Zimbabwe”s decision to halt NGO activities unconscionable act – UN official

By KUNA,

Geneva : High Commissioner for Human Rights Louise Arbour said Friday that the Zimbabwe government’s decision to halt food distribution by some international aid agencies until after the presidential elections was an unconscionable act.

“To deprive people of food because of an election would be an extraordinary perversion of democracy, and a serious breach of international human rights law,” said Arbour.

All UN agencies concerned expressed the same worry of Arbour.

The spokesperson for the UN Office for the Coordination of Humanitarian Affairs (UN OCHA) Elizabeth Byrs told reporters that four million people who receive food aid will be affected by this decision.

She explained that the 2007 appeal of USD 317 million was only funded by 17 percent and added that increased resources are urgently needed given the increasingly difficult humanitarian situation in the country.

Byrs said that 56.1 percent of the population lives on less than one US dollar per day, life expectancy stands at 35 years and that 3200 people die per week because of HIV/AIDS.

The United Nations Children’s Fund (UNICEF) also expressed its concern about the situation and this decision and the impact it could have on children.
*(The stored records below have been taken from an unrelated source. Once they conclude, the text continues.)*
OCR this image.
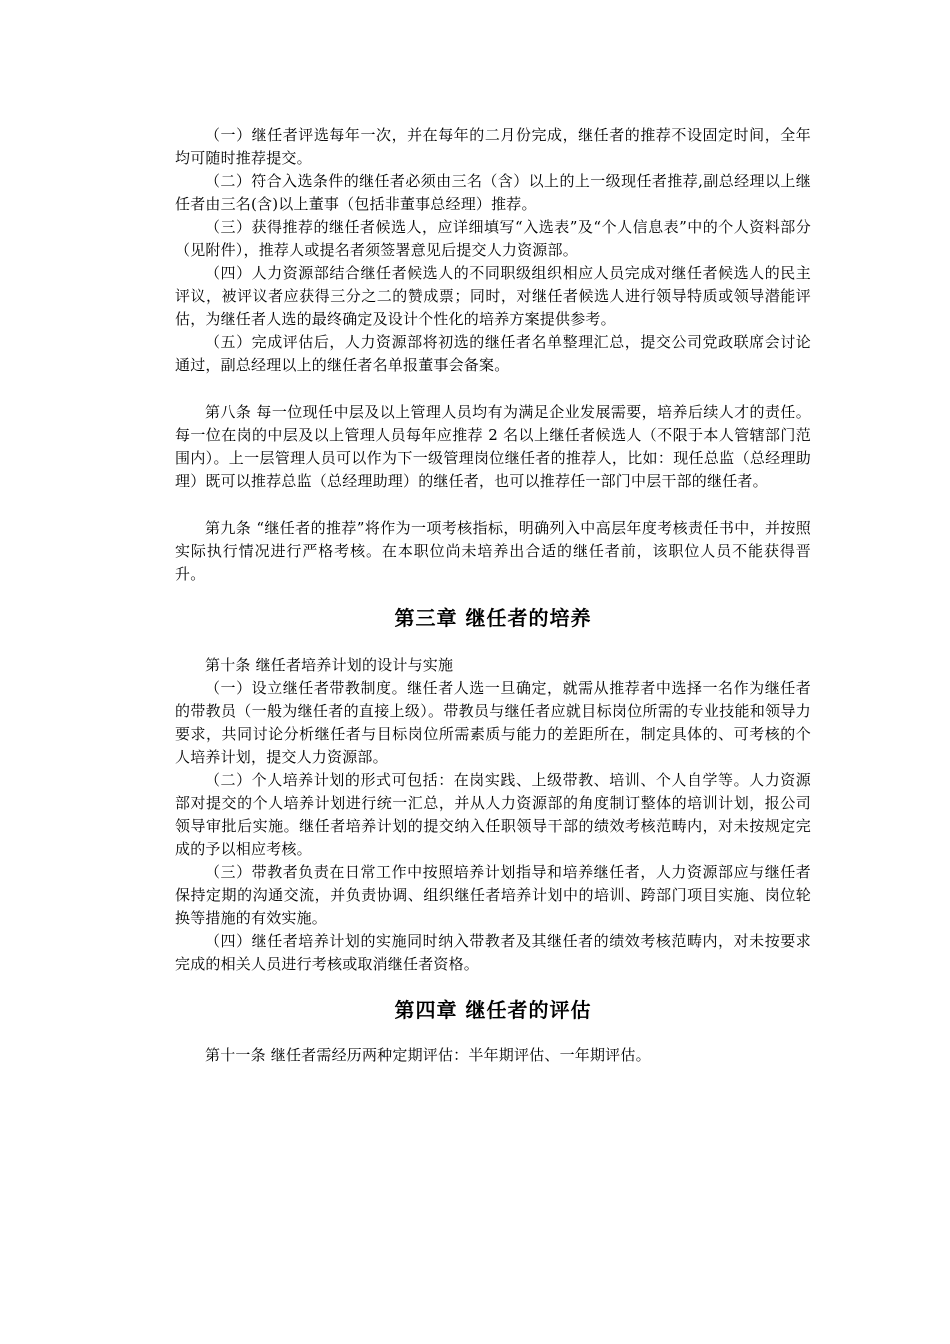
（一）继任者评选每年一次，并在每年的二月份完成，继任者的推荐不设固定时间，全年均可随时推荐提交。

（二）符合入选条件的继任者必须由三名（含）以上的上一级现任者推荐,副总经理以上继任者由三名(含)以上董事（包括非董事总经理）推荐。

（三）获得推荐的继任者候选人，应详细填写“入选表”及“个人信息表”中的个人资料部分（见附件），推荐人或提名者须签署意见后提交人力资源部。

（四）人力资源部结合继任者候选人的不同职级组织相应人员完成对继任者候选人的民主评议，被评议者应获得三分之二的赞成票；同时，对继任者候选人进行领导特质或领导潜能评估，为继任者人选的最终确定及设计个性化的培养方案提供参考。

（五）完成评估后，人力资源部将初选的继任者名单整理汇总，提交公司党政联席会讨论通过，副总经理以上的继任者名单报董事会备案。

第八条 每一位现任中层及以上管理人员均有为满足企业发展需要，培养后续人才的责任。每一位在岗的中层及以上管理人员每年应推荐 2 名以上继任者候选人（不限于本人管辖部门范围内）。上一层管理人员可以作为下一级管理岗位继任者的推荐人，比如：现任总监（总经理助理）既可以推荐总监（总经理助理）的继任者，也可以推荐任一部门中层干部的继任者。

第九条 “继任者的推荐”将作为一项考核指标，明确列入中高层年度考核责任书中，并按照实际执行情况进行严格考核。在本职位尚未培养出合适的继任者前，该职位人员不能获得晋升。

第三章 继任者的培养

第十条 继任者培养计划的设计与实施

（一）设立继任者带教制度。继任者人选一旦确定，就需从推荐者中选择一名作为继任者的带教员（一般为继任者的直接上级）。带教员与继任者应就目标岗位所需的专业技能和领导力要求，共同讨论分析继任者与目标岗位所需素质与能力的差距所在，制定具体的、可考核的个人培养计划，提交人力资源部。

（二）个人培养计划的形式可包括：在岗实践、上级带教、培训、个人自学等。人力资源部对提交的个人培养计划进行统一汇总，并从人力资源部的角度制订整体的培训计划，报公司领导审批后实施。继任者培养计划的提交纳入任职领导干部的绩效考核范畴内，对未按规定完成的予以相应考核。

（三）带教者负责在日常工作中按照培养计划指导和培养继任者，人力资源部应与继任者保持定期的沟通交流，并负责协调、组织继任者培养计划中的培训、跨部门项目实施、岗位轮换等措施的有效实施。

（四）继任者培养计划的实施同时纳入带教者及其继任者的绩效考核范畴内，对未按要求完成的相关人员进行考核或取消继任者资格。

第四章 继任者的评估

第十一条 继任者需经历两种定期评估：半年期评估、一年期评估。
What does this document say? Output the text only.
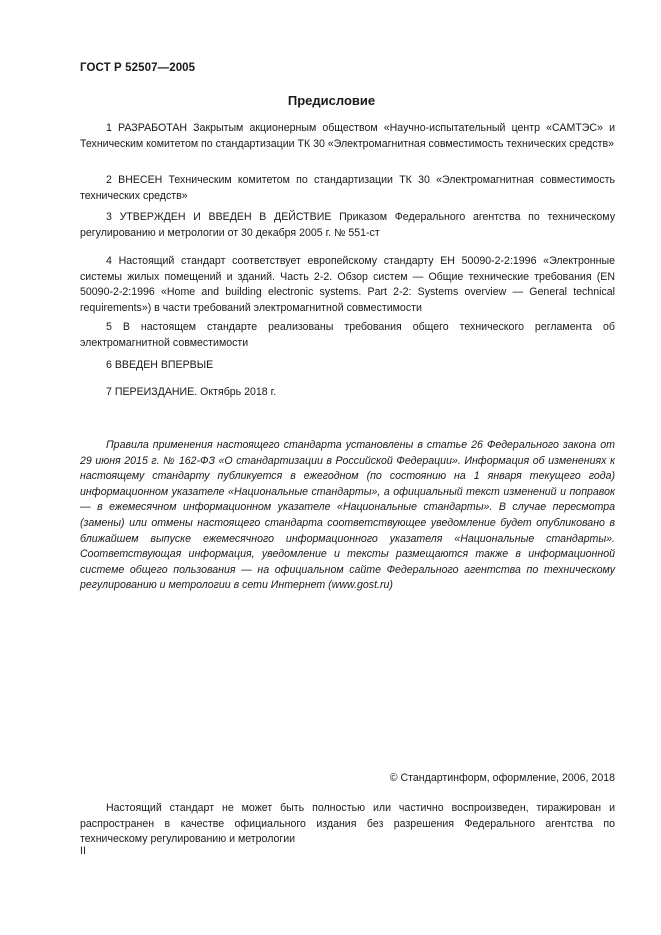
ГОСТ Р 52507—2005
Предисловие

1 РАЗРАБОТАН Закрытым акционерным обществом «Научно-испытательный центр «САМТЭС» и Техническим комитетом по стандартизации ТК 30 «Электромагнитная совместимость технических средств»

2 ВНЕСЕН Техническим комитетом по стандартизации ТК 30 «Электромагнитная совместимость технических средств»

3 УТВЕРЖДЕН И ВВЕДЕН В ДЕЙСТВИЕ Приказом Федерального агентства по техническому регулированию и метрологии от 30 декабря 2005 г. № 551-ст

4 Настоящий стандарт соответствует европейскому стандарту ЕН 50090-2-2:1996 «Электронные системы жилых помещений и зданий. Часть 2-2. Обзор систем — Общие технические требования (EN 50090-2-2:1996 «Home and building electronic systems. Part 2-2: Systems overview — General technical requirements») в части требований электромагнитной совместимости

5 В настоящем стандарте реализованы требования общего технического регламента об электромагнитной совместимости

6 ВВЕДЕН ВПЕРВЫЕ

7 ПЕРЕИЗДАНИЕ. Октябрь 2018 г.

Правила применения настоящего стандарта установлены в статье 26 Федерального закона от 29 июня 2015 г. № 162-ФЗ «О стандартизации в Российской Федерации». Информация об изменениях к настоящему стандарту публикуется в ежегодном (по состоянию на 1 января текущего года) информационном указателе «Национальные стандарты», а официальный текст изменений и поправок — в ежемесячном информационном указателе «Национальные стандарты». В случае пересмотра (замены) или отмены настоящего стандарта соответствующее уведомление будет опубликовано в ближайшем выпуске ежемесячного информационного указателя «Национальные стандарты». Соответствующая информация, уведомление и тексты размещаются также в информационной системе общего пользования — на официальном сайте Федерального агентства по техническому регулированию и метрологии в сети Интернет (www.gost.ru)
© Стандартинформ, оформление, 2006, 2018
Настоящий стандарт не может быть полностью или частично воспроизведен, тиражирован и распространен в качестве официального издания без разрешения Федерального агентства по техническому регулированию и метрологии
II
Zimbabwe’s children are already suffering on multiple fronts.

UNICEF spokesperson in Geneva Veronique Taveau told reporters that to see their situation further deteriorate through stopping aid workers from delivering relief to those in need is unacceptable.

“We are now talking about more than 185,000 children who won’t get the support they need – in education, health care, nutrition. To see their suffering increase as a result of the current political tension, through violence or displacement or being unable to receive the aid that is planned and paid for, is a violation of child rights and contrary to the Convention on the Rights of the Child,” she added.

Zimbabwe’s children are currently suffering an orphan emergency and economic crisis. One in four children is orphaned and their plight is worsened by official 160,000 percent inflation and growing economic stress on all families.

Taveau said that some 10,000 children are among the displaced by election-related violence.

Spokesperson for the International Organization for Migration (IOM) Jemini Pandya noted that the organization’s programs in favor of the internally displaced in Manikaland province will be heavily affected.